組織は人により形成されています。人が多様化するならば組織のあり方もまた多様化していきます。そんな中で今必要とされているのが、パーパスなのではないでしょうか。
企業が多様な価値観を持った仲間を集め、その長所を活かして組織力を最大化する。そのためには、パーパスを明確化して能動的に発信することが大切です。
その結果生まれた共感は組織力を下支えし、多様な価値観と長所が掛け合わさることで相乗効果をもたらしてくれます。
これからの社会とパーパス経営
これからの社会を考えてみても、人々の価値観の多様性は更に加速していくでしょう。そのような社会で継続的に成長する企業を作るには、優れた事業や高い報酬だけでなく、人々を惹きつけるパーパスが不可欠です。パーパスは、いわば北極星。経営・事業・組織などありとあらゆる面で目指すべき方向性を指し示す存在として機能してくれます。
日本社会は既に人口減少時代となっており、これから急速に進んでいきます。

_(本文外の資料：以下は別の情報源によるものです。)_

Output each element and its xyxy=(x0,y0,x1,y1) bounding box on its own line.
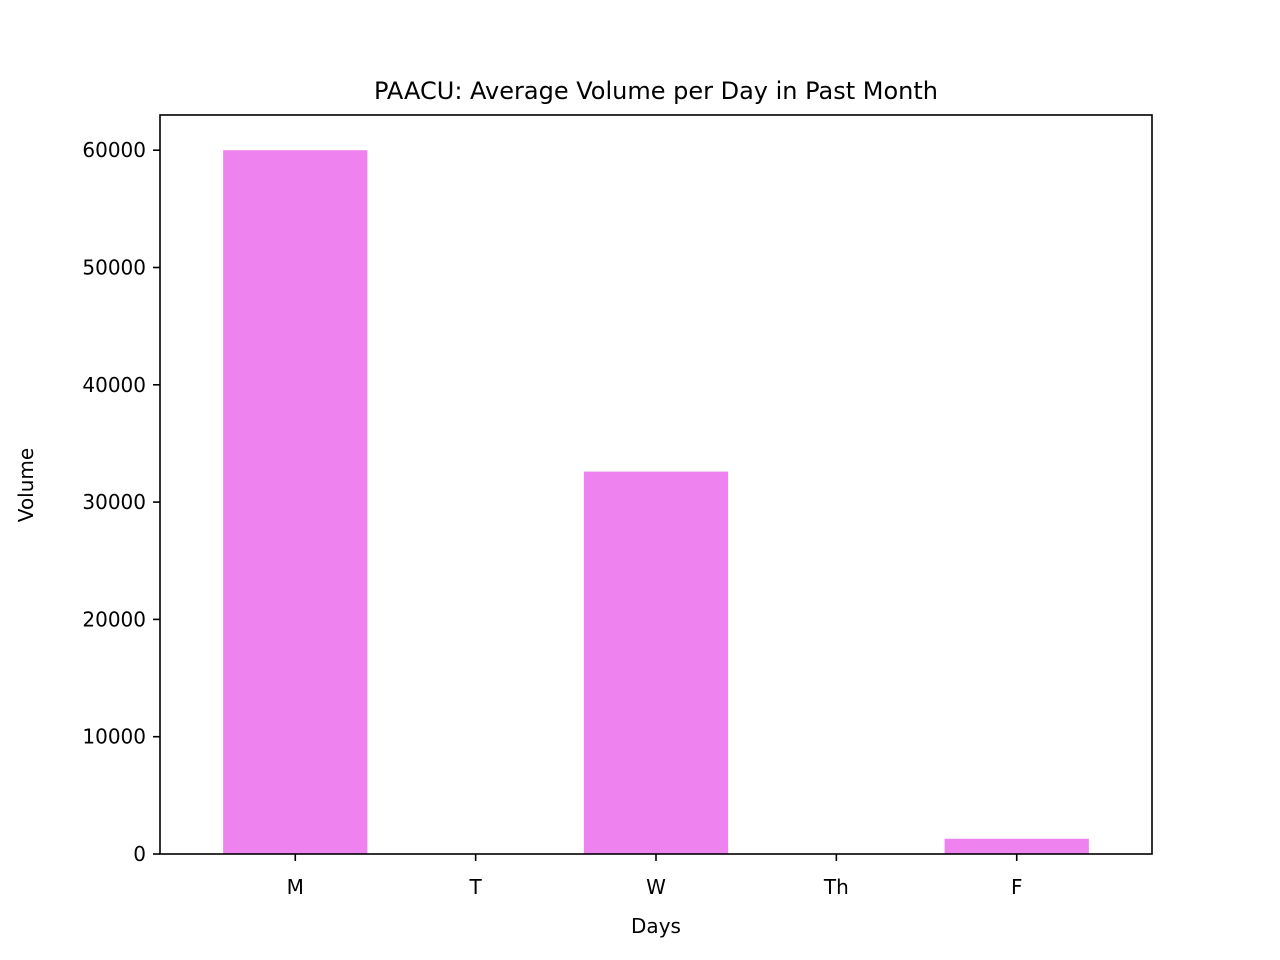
y-tick-label: 40000 xyxy=(82,373,146,397)
y-tick-label: 30000 xyxy=(82,490,146,514)
chart-title: PAACU: Average Volume per Day in Past Mo… xyxy=(374,77,938,105)
x-tick-label: W xyxy=(646,875,666,899)
y-tick-label: 0 xyxy=(133,842,146,866)
y-tick-label: 60000 xyxy=(82,138,146,162)
x-axis-ticks: M T W Th F xyxy=(287,854,1023,899)
y-axis-label: Volume xyxy=(14,448,38,522)
x-tick-label: Th xyxy=(823,875,849,899)
y-tick-label: 10000 xyxy=(82,725,146,749)
plot-frame xyxy=(159,114,1153,855)
y-axis-ticks: 0 10000 20000 30000 40000 50000 60000 xyxy=(82,138,160,866)
x-tick-label: F xyxy=(1011,875,1023,899)
bar-m xyxy=(223,150,368,854)
x-axis-label: Days xyxy=(631,914,681,938)
x-tick-label: T xyxy=(469,875,483,899)
bar-f xyxy=(944,838,1089,854)
bar-w xyxy=(583,471,729,854)
y-tick-label: 50000 xyxy=(82,255,146,279)
y-tick-label: 20000 xyxy=(82,607,146,631)
x-tick-label: M xyxy=(287,875,304,899)
bars-group xyxy=(223,150,1089,854)
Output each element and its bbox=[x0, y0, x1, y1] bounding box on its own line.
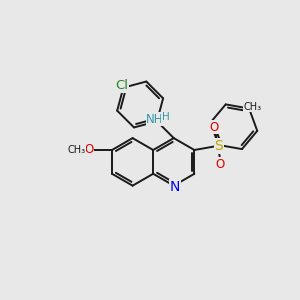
Text: O: O bbox=[209, 121, 218, 134]
Text: N: N bbox=[169, 180, 180, 194]
Text: S: S bbox=[214, 139, 223, 153]
Text: H: H bbox=[162, 112, 170, 122]
Text: O: O bbox=[85, 142, 94, 155]
Text: CH₃: CH₃ bbox=[68, 145, 86, 155]
Text: O: O bbox=[215, 158, 224, 171]
Text: NH: NH bbox=[146, 113, 164, 126]
Text: Cl: Cl bbox=[115, 79, 128, 92]
Text: CH₃: CH₃ bbox=[243, 101, 261, 112]
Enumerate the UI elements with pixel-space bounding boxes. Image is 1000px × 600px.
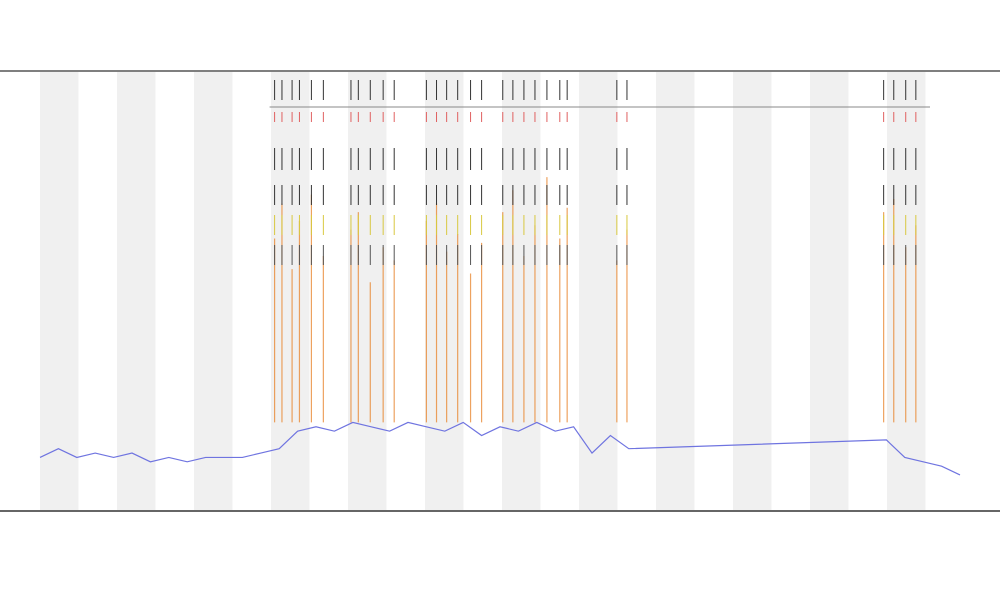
band xyxy=(40,72,79,510)
bands xyxy=(40,72,926,510)
band xyxy=(194,72,233,510)
band xyxy=(502,72,541,510)
band xyxy=(117,72,156,510)
series-line xyxy=(39,421,961,476)
band xyxy=(348,72,387,510)
band xyxy=(810,72,849,510)
plot xyxy=(39,80,961,476)
band xyxy=(271,72,310,510)
band xyxy=(579,72,618,510)
band xyxy=(733,72,772,510)
band xyxy=(656,72,695,510)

実際に労働人口は今後40年間で、7,700万人から4,400万人に激減する(※)と推計されています。こうした時代の中で生き残り、会社を成長させていくためには、パーパスを掲げることで「他の会社との違い」を明確にし、それを絶えず伝え続けることで、社員に「この会社で働く理由」を提供することが重要です。
・自分たちは何者か?
・どこに向かっているのか?
・どうありたいのか?
パーパスを作ることでこれらの問いの答えを出し、自分たちがこの世界に存在する目的が分かる状態になると、思いに共感した社員が、自ら考えて動いてくれるようになります。
そして自分たちの事業がどこに向かっているのかが分かると、発揮されるパフォーマンスにも大きな影響が出てきます。多様性を持った社員一人一人のパフォーマンスが最大化される組織こそが、これからの社会で永続的に成長を続ける企業の条件となるでしょう。